16. The system of claim 15, wherein the given MR image is a bolus observation plane image utilized to visualize and to track an incoming contrast bolus, each respective reference image that is selected and displayed is utilized to plan or adjust a bolus observation plane, and each respective reference image displays a respective cross-reference line indicating a location of the bolus observation plane image relative to the respective reference image.

17. The system of claim 16, wherein the predetermined rules comprise that each respective reference image is orthogonal to an orientation of the bolus observation plane image.
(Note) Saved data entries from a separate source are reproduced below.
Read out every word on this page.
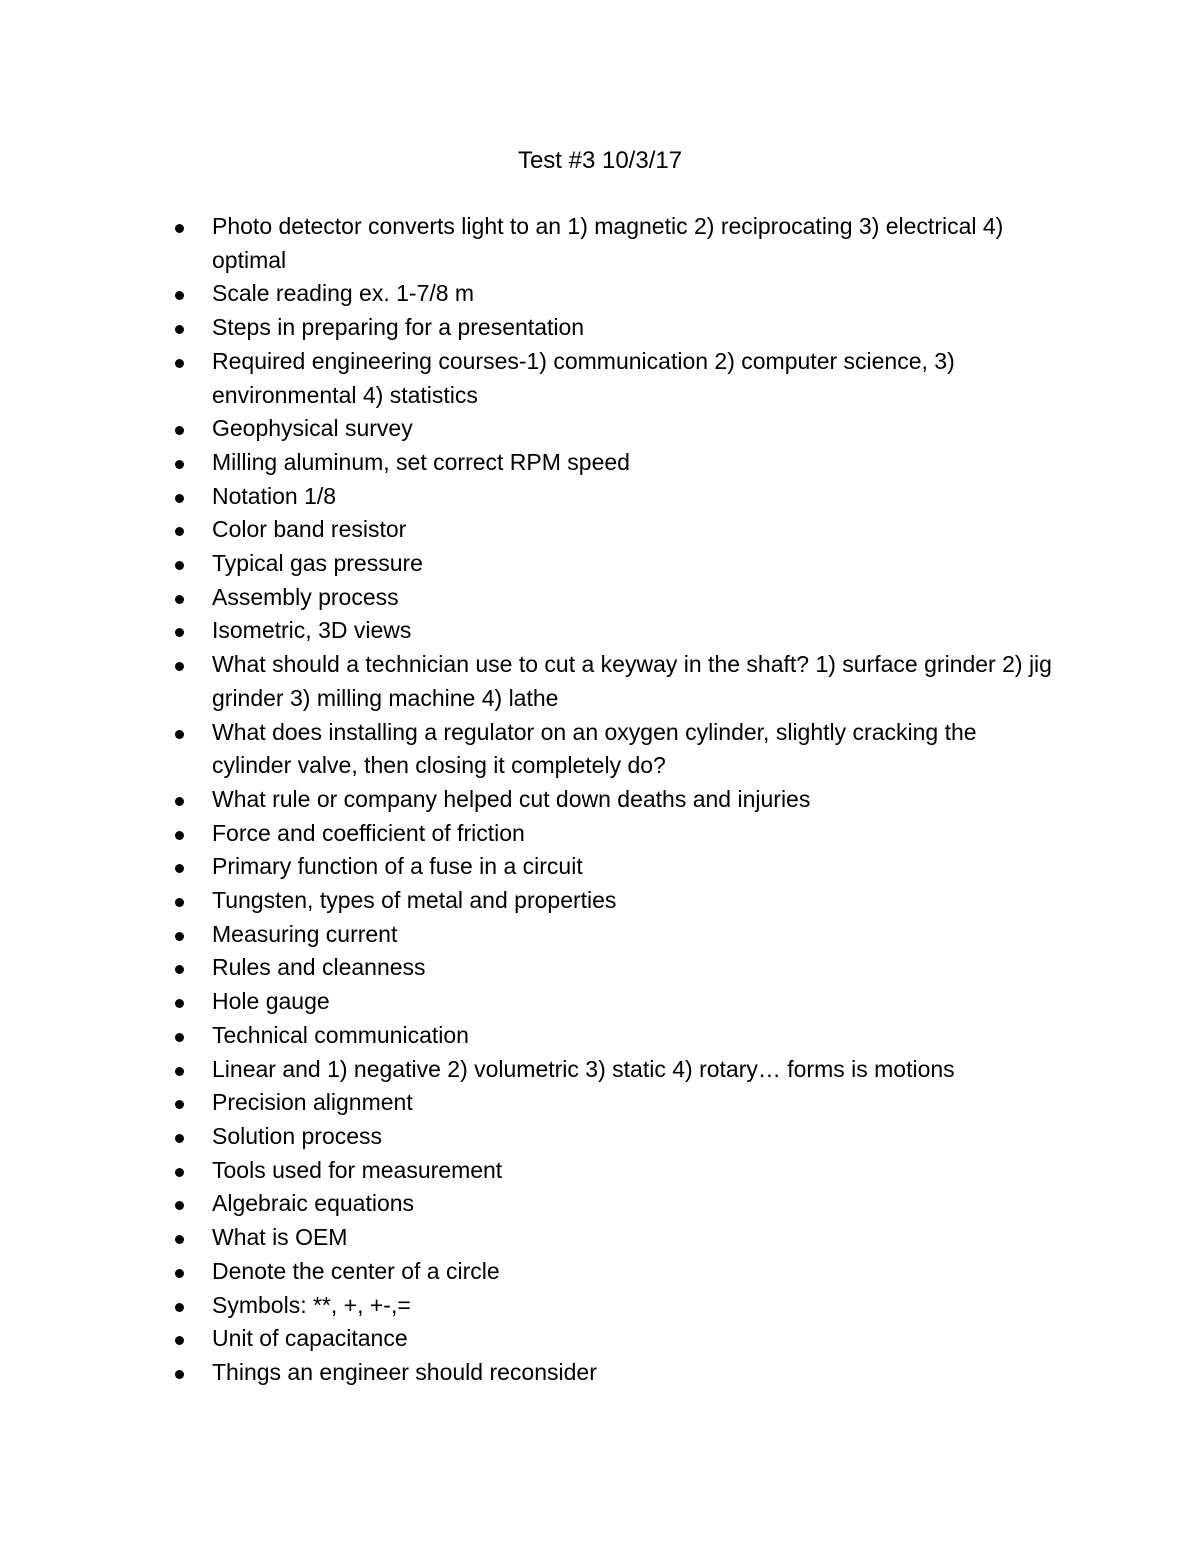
Test #3 10/3/17
Photo detector converts light to an 1) magnetic 2) reciprocating 3) electrical 4) optimal
Scale reading ex. 1-7/8 m
Steps in preparing for a presentation
Required engineering courses-1) communication 2) computer science, 3) environmental 4) statistics
Geophysical survey
Milling aluminum, set correct RPM speed
Notation 1/8
Color band resistor
Typical gas pressure
Assembly process
Isometric, 3D views
What should a technician use to cut a keyway in the shaft? 1) surface grinder 2) jig grinder 3) milling machine 4) lathe
What does installing a regulator on an oxygen cylinder, slightly cracking the cylinder valve, then closing it completely do?
What rule or company helped cut down deaths and injuries
Force and coefficient of friction
Primary function of a fuse in a circuit
Tungsten, types of metal and properties
Measuring current
Rules and cleanness
Hole gauge
Technical communication
Linear and 1) negative 2) volumetric 3) static 4) rotary… forms is motions
Precision alignment
Solution process
Tools used for measurement
Algebraic equations
What is OEM
Denote the center of a circle
Symbols: **, +, +-,=
Unit of capacitance
Things an engineer should reconsider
18. A non-transitory computer-readable medium, the computer-readable medium comprising processor-executable code that when executed by a processing system comprising one or more processors, causes the processing system to:

for a given magnetic resonance (MR) image acquired with an MR scanner for an MR scan and having an anatomical landmark and a frame of reference:

automatically select one or more series of MR images from a plurality of series of MR images previously acquired with the MR scanner and having the anatomical landmark and the frame of reference;

automatically select one or more candidate groups from the one or more series of MR images that were selected, wherein selection of the one or more candidate groups is based on predetermined rules;

automatically select a respective reference image from each candidate group of the one or more candidate groups that were selected, wherein selection of each respective reference image is based on the predetermined rules; and

automatically display the respective reference image selected for each candidate group of the one or more candidate groups that were selected, wherein each respective reference image is displayed in reference viewports on a user interface on a display based on the predetermined rules.

19. The non-transitory computer-readable medium of claim 18, wherein the given MR image is a bolus observation plane image utilized to visualize and to track an incoming contrast bolus, each respective reference image that is selected and displayed is utilized to plan or adjust a bolus observation plane, and each respective reference image displays a respective cross-reference line indicating a location of the bolus observation plane image relative to the respective reference image.

20. The non-transitory computer-readable medium of claim 19, wherein the predetermined rules comprise that each respective reference image is orthogonal to an orientation of the bolus observation plane image.